Challenges to “Loss of Escape Response” and short-term
acclimation
All experimental procedures were conducted with the approval of the UC
Davis IACUC under protocols 20007 and 21846. Two adult Oreochromis
mossambicus female-male pairs (4 adults total) were bred, and
fertilized eggs from the two brood groups incubated in separate tanks.

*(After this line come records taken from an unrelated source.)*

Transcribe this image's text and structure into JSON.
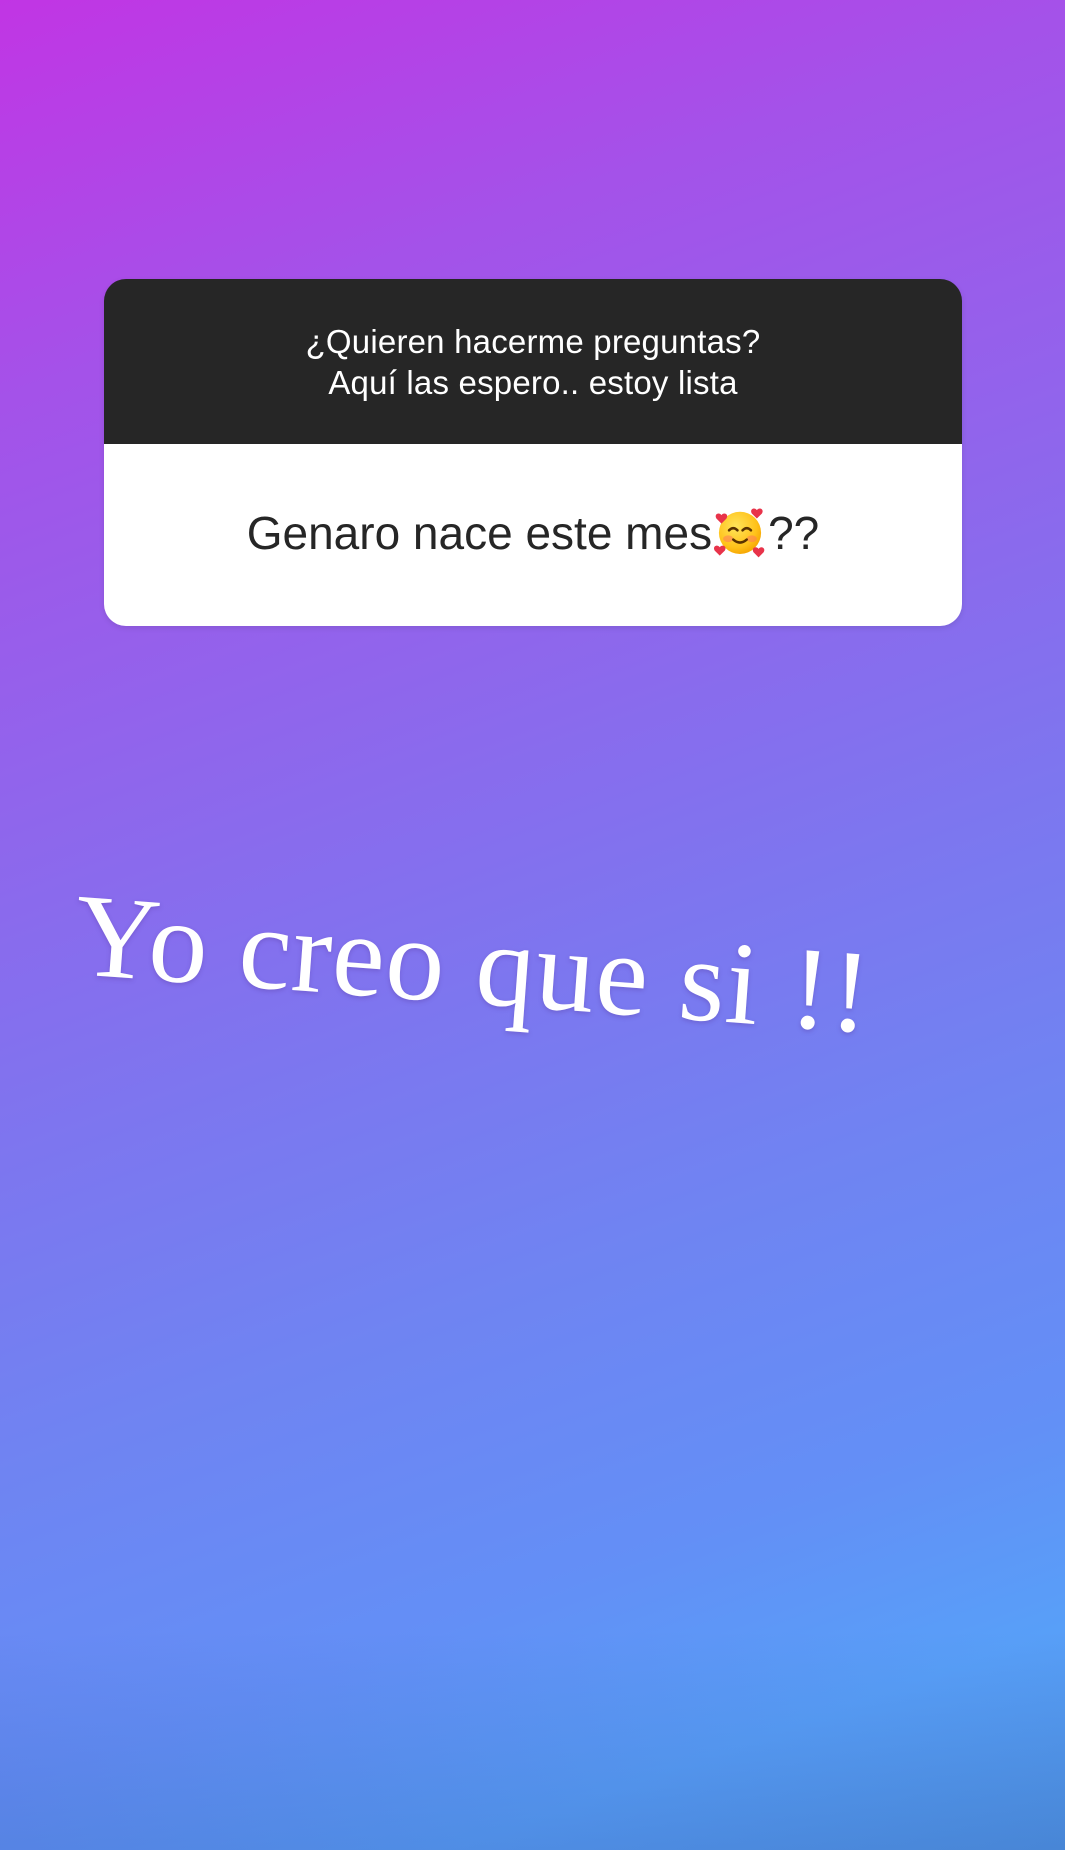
{
  "question_sticker": {
    "prompt_line_1": "¿Quieren hacerme preguntas?",
    "prompt_line_2": "Aquí las espero.. estoy lista",
    "answer_before_emoji": "Genaro nace este mes",
    "answer_emoji": "smiling-face-with-hearts-emoji",
    "answer_after_emoji": "??"
  },
  "overlay": {
    "reply_text": "Yo creo que si !!"
  },
  "colors": {
    "header_bg": "#262626",
    "answer_bg": "#ffffff",
    "gradient_top": "#c135e4",
    "gradient_bottom": "#589ff8"
  }
}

Following hatch, fish were raised for 6 months before the start of
acclimation experiments, and all acclimations started before fish were
eight months post-hatch. Fish were grown in a 200L tank system in
dechlorinated Davis, California tap water, as previously described
[25] until used for experiments. In all acclimations, two tanks
containing fish from each brood group were used as replicates for a
total of 4 tanks per treatment. Two acclimation protocols were used to
determine CSMAX , and two additional protocols used to
collect samples at relevant salinity-level/duration points before loss
of organismal function, defined as Loss of Escape Response (LER, see
below)(Supplementary figure 1). In each case salinity was increased once
every 24h. To determine CSMAX and impacts of salinity
stress, salinity was raised at five different rates of change per day
(32, 24, 12, 8, and 6g/kg/day). To determine CSMAX over
time at hypersalinity, salinity was increased at a rate of 6g/kg/day to
three target salinity levels (85, 95, and 105g/kg) followed by
continuous exposure at target salinity until LER. To assess
physiological and molecular function at hypersalinity before LER,
salinity was raised to four target levels (21g/kg, 55g/kg, 85g/kg, and
105g/kg), with rate adjusted to reach the target after 14 days and
samples collected following 24 hours at the final salinity. The 14-day
period was chosen such that none of the treatments were impacted by
acute salinity stress from too-rapid salinity increase. Finally, to
assess the long-term impacts of hypersalinity at just below the critical
salinity threshold, fish were acclimated from FW to 75g/kg at 6g/kg/day
over 14 days followed by maintenance at the final salinity for 10 weeks
for a 12 week acclimation in total. The level of 75g/kg for the final
acclimation was determined based on the results from the two
acclimations to CSMAX.
All acclimations except the long-term 75g/kg treatment were conducted by
increasing salinity via adding saturated brine solution (200g/kg) made
from synthetic sea salt (Instant Ocean). Brine was added during daily
10% volume water changes to achieve the appropriate salinity increase
to within 0.1g/kg as determined using a portable conductivity meter on
salinity mode (TWT Cond 3310 meter, TetraCon 325 probe). At salinities
above 60g/kg, 5mL of ammonia/nitrite detoxifier solution (Kordon AmQuel)
was added daily to maintain low ammonia and nitrite levels due to
reduced biological filtration efficiency. Fish were kept in 30L tanks at
27°C ± 1° on three-tiered racks with treatments randomly distributed to
avoid biasing results from increased stress near walking paths [26],
differences in light levels, or order of feed distribution. Controls
were held in equal volume tanks in FW for 14 days and handled in the
same fashion. Fish were fed ad libitum in the morning three hours
after lights-on in the vivarium on a formulated tilapia floating pellet
diet (35% Hi Production Tilapia Food, Star Milling Company), recording
total number of pellets added. Following 30 minutes of undisturbed
feeding time, remaining pellets were retrieved using a dip net and
counted.
For the twelve-week acclimation at 75g/kg salinity, an alternate tank
set-up was needed because nitrifying bacteria efficiency in biological
filters was significantly reduced in salinities above 60g/kg [27]. A
recirculating system was constructed with 30L experimental tanks with
overflow outlets sitting inside a larger (400L) tank and a 200L sump
containing a flow-through bed of ceramic ring filter media (approx. 15L
volume) and protein skimmer (BubbleMagus Curve 7). This allowed for
consistent tank size between all acclimations but with a greatly
expanded water volume (600 L) and biological filter capacity (biofilter
volume of 15L versus 0.5L per tank) which kept ammonia and nitrite
levels below 0.25 ppm without the need for additional detoxifying
solution. To accurately quantify feeding, pellets were weighed before
adding to tanks. Following a 30-minute undisturbed feeding period, feed
was retrieved and oven dried at 105°C until weight became constant
(approx. 3 hours). Natural pellet dissolution was determined for 10g of
feed placed in a 30L tank without fish and treated in the same manner.
Treatment tanks reached the final salinity after two weeks, at which
time three fish from each tank were euthanized after visually selecting
one large, one median, and one small fish and samples acquired to
determine blood osmolality before long term acclimation. To determine
weight gain, the remaining 12 fish were removed using a dip net from
tanks and placed in a pre-weighed 2L pitcher containing water from the
tank, final weight recorded, and fish then returned to the tank. This
process was repeated every two weeks until the end of the experiment.